CTRP13 attenuates atherosclerosis by inhibiting endothelial cell ferroptosis via activating GCH1

C1q/TNF-related protein 13 (CTRP13) is a secreted adipokine that has been shown to play an important role in a variety of cardiovascular diseases. However, the effect of CTRP13 on ferroptosis of endothelial cells and its underlying mechanism remain unclear. In the present study, we analyzed the effects of CTRP13 on endothelial dysfunction in high-lipid-induced ApoE −/− mice and ox-LDL-induced mouse aortic endothelial cells (MAECs). In vivo experiment: Male ApoE −/− mice fed high fat were given C1ql3 gene overexpression adeno-associated virus. The atherosclerotic plaque size, lipid content, collagen fiber proportion and iron deposition level were measured. In vitro, CTRP13 combined with ox-LDL was used to pretreat MAECs to detect cell survival rate, lipid peroxidation, iron ion deposition and mitochondrial level. In this study, CTRP13 was found to inhibit ferroptosis of endothelial cells, demonstrated by up-regulated the expression of ferroptosis protective protein glutathione Peroxidase 4 (GPX4), and decreased the expression of acyl-CoA synthetase long-chain family member 4 (ACSL4) protein.

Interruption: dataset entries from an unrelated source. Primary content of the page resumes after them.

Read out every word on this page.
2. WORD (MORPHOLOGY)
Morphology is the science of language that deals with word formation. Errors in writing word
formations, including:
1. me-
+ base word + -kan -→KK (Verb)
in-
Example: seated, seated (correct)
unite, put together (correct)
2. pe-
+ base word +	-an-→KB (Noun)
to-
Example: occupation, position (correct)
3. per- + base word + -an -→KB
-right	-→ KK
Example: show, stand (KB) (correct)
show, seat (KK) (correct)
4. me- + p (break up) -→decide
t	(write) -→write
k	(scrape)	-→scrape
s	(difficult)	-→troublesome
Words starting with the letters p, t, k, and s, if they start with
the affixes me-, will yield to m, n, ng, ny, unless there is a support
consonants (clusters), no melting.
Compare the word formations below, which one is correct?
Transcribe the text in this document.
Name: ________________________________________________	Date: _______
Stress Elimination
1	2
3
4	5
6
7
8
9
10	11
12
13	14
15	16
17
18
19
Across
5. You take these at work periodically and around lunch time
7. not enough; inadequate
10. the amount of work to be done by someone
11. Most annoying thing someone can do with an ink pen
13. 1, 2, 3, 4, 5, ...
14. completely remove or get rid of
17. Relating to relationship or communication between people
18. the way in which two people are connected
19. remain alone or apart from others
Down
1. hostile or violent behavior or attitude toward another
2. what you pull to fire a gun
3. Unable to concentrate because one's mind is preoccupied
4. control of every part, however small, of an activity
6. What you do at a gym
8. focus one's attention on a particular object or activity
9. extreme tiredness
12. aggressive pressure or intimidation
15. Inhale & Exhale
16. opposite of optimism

Mechanistically, gtp cyclohydrolase 1(GCH1) silencing or tetrahydrobiopterin (BH4) inhibiting may counteract the protective effect of CTRP13 on ox-LDL-induced ferroptosis of endothelial cells, which is characterized by decreased cell activity, mitochondrial damage, increased iron ion deposition and lipid peroxidation, decreased GPX4 expression, and increased ACSL4 expression. This study demonstrated for the first time that CTRP13 can improve mitochondrial oxidative stress, inhibit ferroptosis of endothelial cells and improve endothelial cell dysfunction by activating the GCH1/BH4 signaling pathway, thereby inhibiting the progression of atherosclerosis.